Carl Smith Yeah and don't let Dave anywhere near your house, good Lord.

David Danic: Yeah, that's right.

Carl Smith: And why do I have $5,000 in my wallet? I've got two teenage daughters, I don't have that kind of money in my wallet.

David Danic: Okay, yeah.

Carl Smith: No I hear what you're saying and I think that makes a lot of sense, and we've heard from so many shops in the Bureau that they qualified for the R&D credit and it's one of those things at events that eyes light up like what? And you can actually, can't you go back a few years?

David Danic: Yeah we've gone back and amended three years of tax returns to-

Carl Smith: That's what I thought, yeah.

David Danic: To get some of your past activities. We obviously love if you're super organized and you're tracking all your time to the penny and you have all your projects and your tasks marked as R&D, but if you don't we can still do some interviews of staff to see if some of those old projects qualify. So don't be scared.

Carl Smith: That's awesome. Well Dave thanks so much for being on the show, and I'm excited, my understanding is you're gonna be at Owner Summit, we're trying to find a place to get more of this tax information out to everybody.

David Danic: Yeah back and better than ever. Back by popular demand, are you serious?

Carl Smith: Yeah, no, serious. You were tied with Will and with ... oh, it's killing me right now, but you were tied for the top talk.
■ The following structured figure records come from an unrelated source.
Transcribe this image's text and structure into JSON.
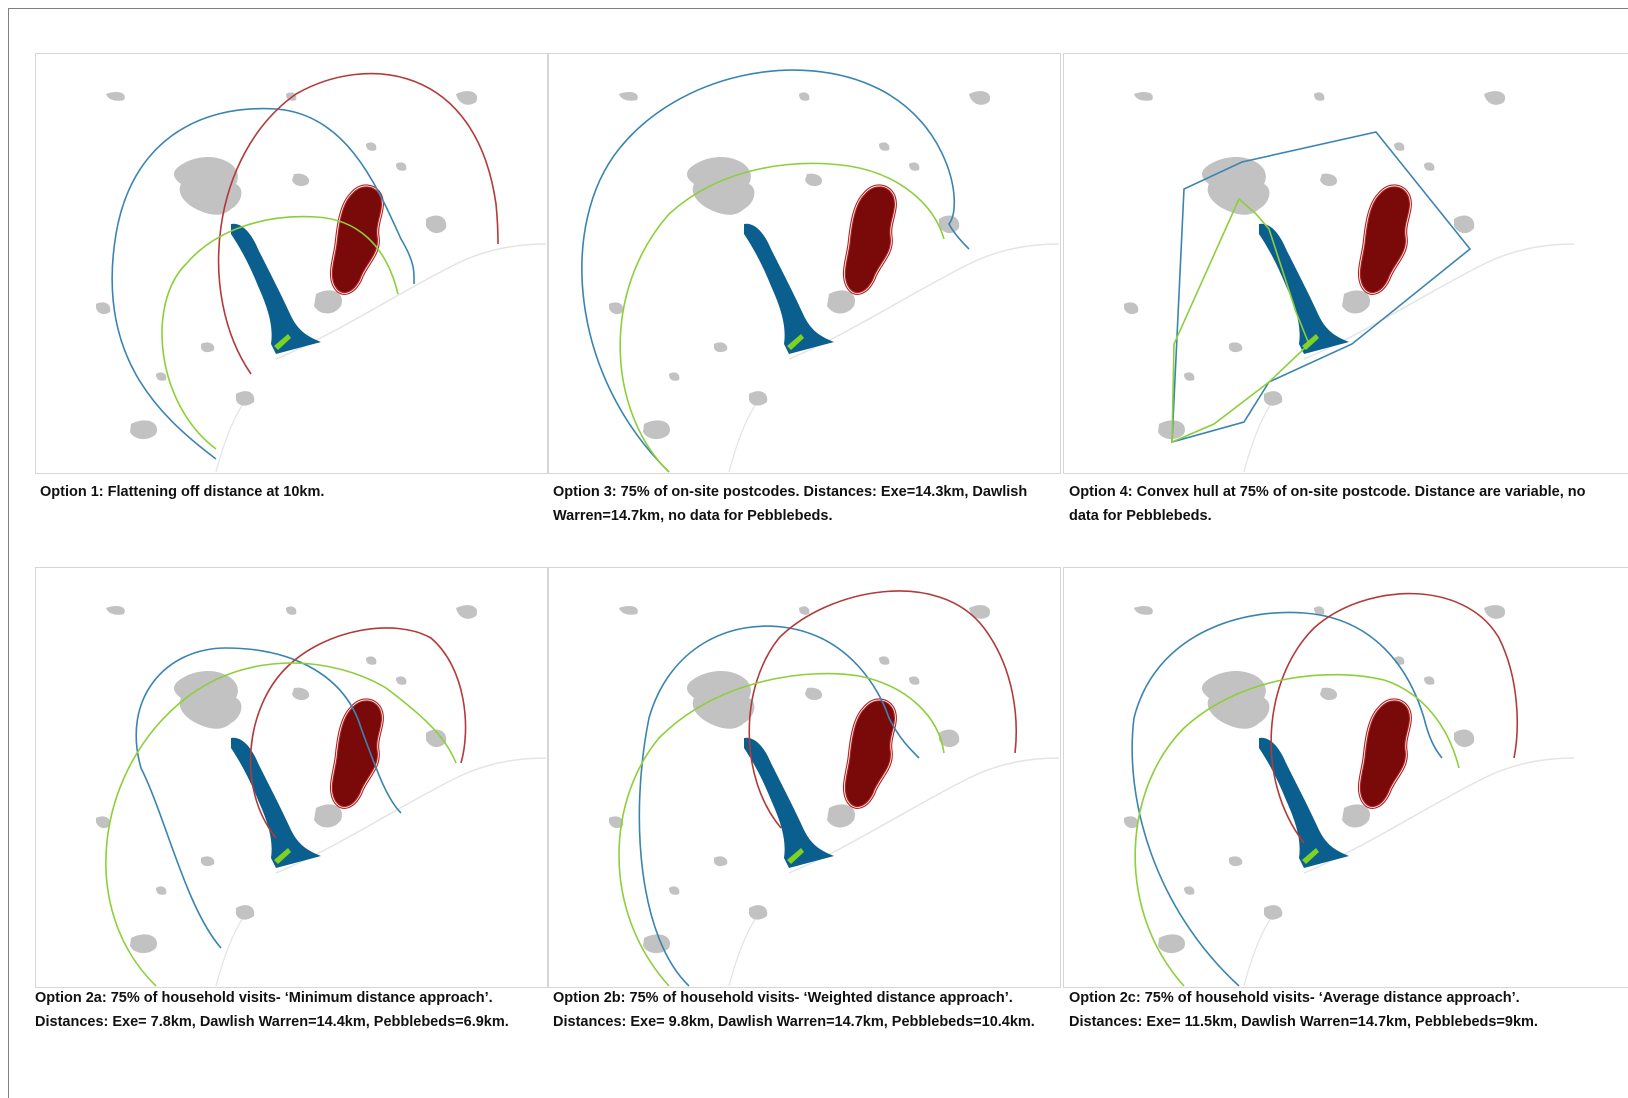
{
  "figure": {
    "panels": [
      {
        "id": "option-1",
        "caption": "Option 1: Flattening off distance at 10km.",
        "buffers": [
          "blue",
          "red",
          "green"
        ]
      },
      {
        "id": "option-3",
        "caption": "Option 3: 75% of on-site postcodes. Distances: Exe=14.3km, Dawlish Warren=14.7km, no data for Pebblebeds.",
        "buffers": [
          "blue",
          "green"
        ]
      },
      {
        "id": "option-4",
        "caption": "Option 4: Convex hull at 75% of on-site postcode. Distance are variable, no data for Pebblebeds.",
        "buffers": [
          "blue-hull",
          "green-hull"
        ]
      },
      {
        "id": "option-2a",
        "caption": "Option 2a: 75% of household visits- ‘Minimum distance approach’. Distances: Exe= 7.8km, Dawlish Warren=14.4km, Pebblebeds=6.9km.",
        "buffers": [
          "blue",
          "red",
          "green"
        ]
      },
      {
        "id": "option-2b",
        "caption": "Option 2b: 75% of household visits- ‘Weighted distance approach’. Distances: Exe= 9.8km, Dawlish Warren=14.7km, Pebblebeds=10.4km.",
        "buffers": [
          "blue",
          "red",
          "green"
        ]
      },
      {
        "id": "option-2c",
        "caption": "Option 2c: 75% of household visits- ‘Average distance approach’. Distances: Exe= 11.5km, Dawlish Warren=14.7km, Pebblebeds=9km.",
        "buffers": [
          "blue",
          "red",
          "green"
        ]
      }
    ]
  },
  "colors": {
    "settlement": "#c2c2c2",
    "estuary": "#0b5f8f",
    "pebblebeds_fill": "#7a0a0a",
    "pebblebeds_outline": "#b22222",
    "dawlish_warren": "#7ed320",
    "buffer_exe": "#3a84b0",
    "buffer_pebblebeds": "#b33a3a",
    "buffer_dawlish": "#8ccf3a",
    "coastline": "#e4e4e4"
  }
}
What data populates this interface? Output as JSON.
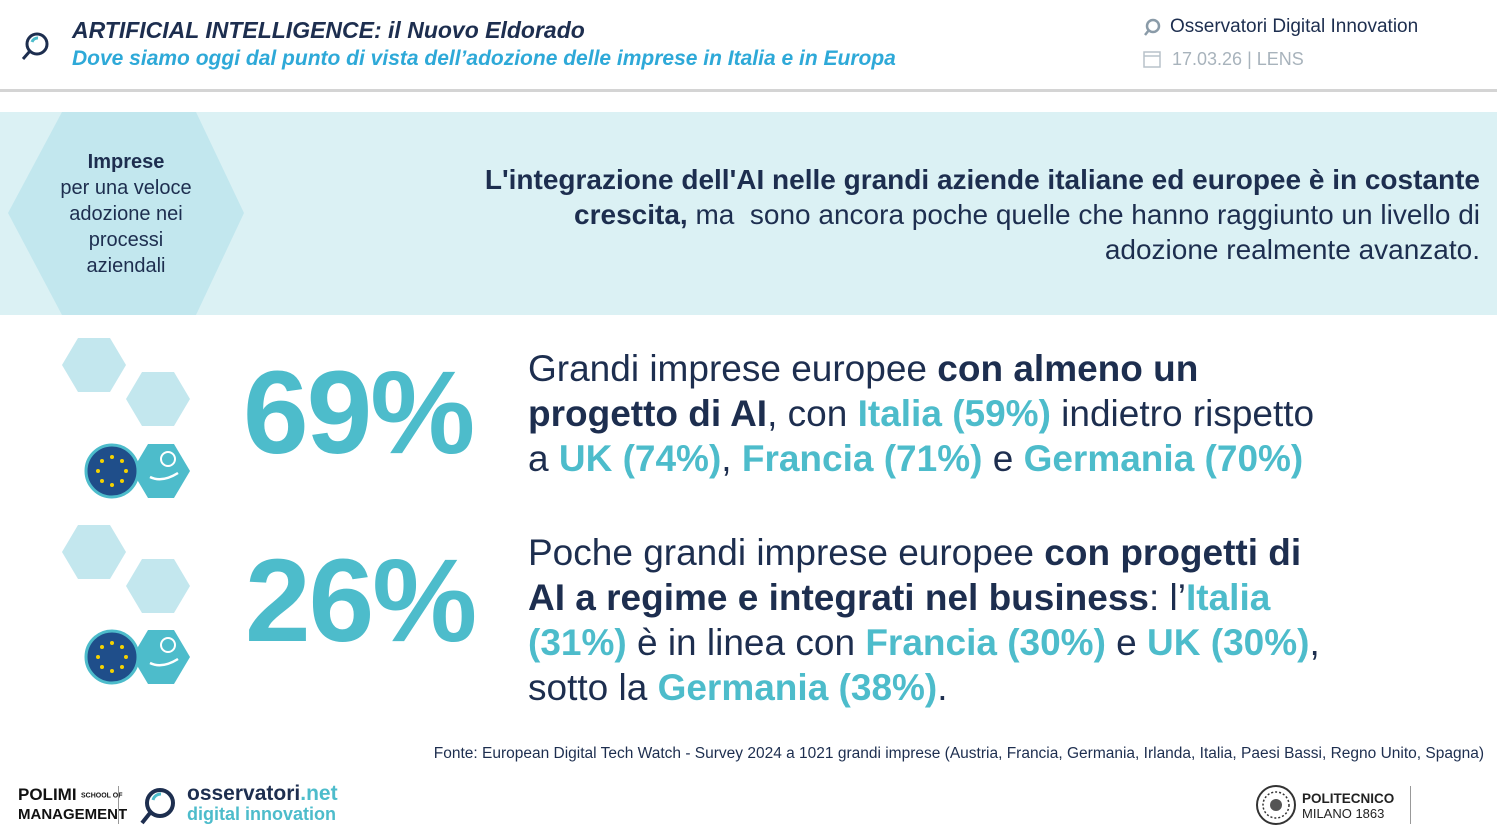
{
  "header": {
    "title": "ARTIFICIAL INTELLIGENCE: il Nuovo Eldorado",
    "subtitle": "Dove siamo oggi dal punto di vista dell’adozione delle imprese in Italia e in Europa",
    "brand": "Osservatori Digital Innovation",
    "date": "17.03.26 | LENS"
  },
  "banner": {
    "label": [
      "Imprese",
      "per una veloce",
      "adozione nei",
      "processi",
      "aziendali"
    ],
    "statement": [
      [
        "L'integrazione dell'AI nelle grandi aziende italiane ed europee è in costante"
      ],
      [
        "crescita,",
        " ma  sono ancora poche quelle che hanno raggiunto un livello di"
      ],
      [
        "adozione realmente avanzato."
      ]
    ]
  },
  "stats": [
    {
      "value": "69%",
      "lines": [
        [
          "Grandi imprese europee ",
          "con almeno un"
        ],
        [
          "progetto di AI",
          ", con ",
          "Italia (59%)",
          " indietro rispetto"
        ],
        [
          "a ",
          "UK (74%)",
          ", ",
          "Francia (71%)",
          " e ",
          "Germania (70%)"
        ]
      ]
    },
    {
      "value": "26%",
      "lines": [
        [
          "Poche grandi imprese europee ",
          "con progetti di"
        ],
        [
          "AI a regime e integrati nel business",
          ": l’",
          "Italia"
        ],
        [
          "(31%)",
          " è in linea con ",
          "Francia (30%)",
          " e ",
          "UK (30%)",
          ","
        ],
        [
          "sotto la ",
          "Germania (38%)",
          "."
        ]
      ]
    }
  ],
  "source": "Fonte: European Digital Tech Watch - Survey 2024 a 1021 grandi imprese (Austria, Francia, Germania, Irlanda, Italia, Paesi Bassi, Regno Unito, Spagna)",
  "footer": {
    "polimi": [
      "POLIMI",
      "SCHOOL OF",
      "MANAGEMENT"
    ],
    "osservatori": [
      "osservatori",
      ".net",
      "digital innovation"
    ],
    "politecnico": [
      "POLITECNICO",
      "MILANO 1863"
    ]
  }
}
And I was just like oh my God, what if he was delivering something that wasn't boring as hell?

David Danic [inaudible 00:29:51] that's high praise but I'll take it.

Carl Smith: What if he was actually delivering amazing information? No, I'm just kidding. But it's a gift for you to be able to get on stage and not only are people listening because there's money involved, but you make it fun. How do you make taxes fun, I don't know, but you do it.

David Danic: Well when you decide it's your career path-

Carl Smith: Thanks for being on the show, man.

David Danic: That's all you can do is to make it fun.

Carl Smith: There you go.

David Danic: It was a great pleasure being here, Carl. Great chatting with you, and hope to see you soon.

Carl Smith: Yeah, well you will, you'll see me in February, if not before. And I will talk to you then. And for everybody listening, thank you so much, and I hope you get a big return.

This podcast is for informational purposes only, and doesn't constitute tax, accounting or legal advice. For advice on how the tax credit applies to your business and unique situation, consult a tax advisor, accountant or lawyer.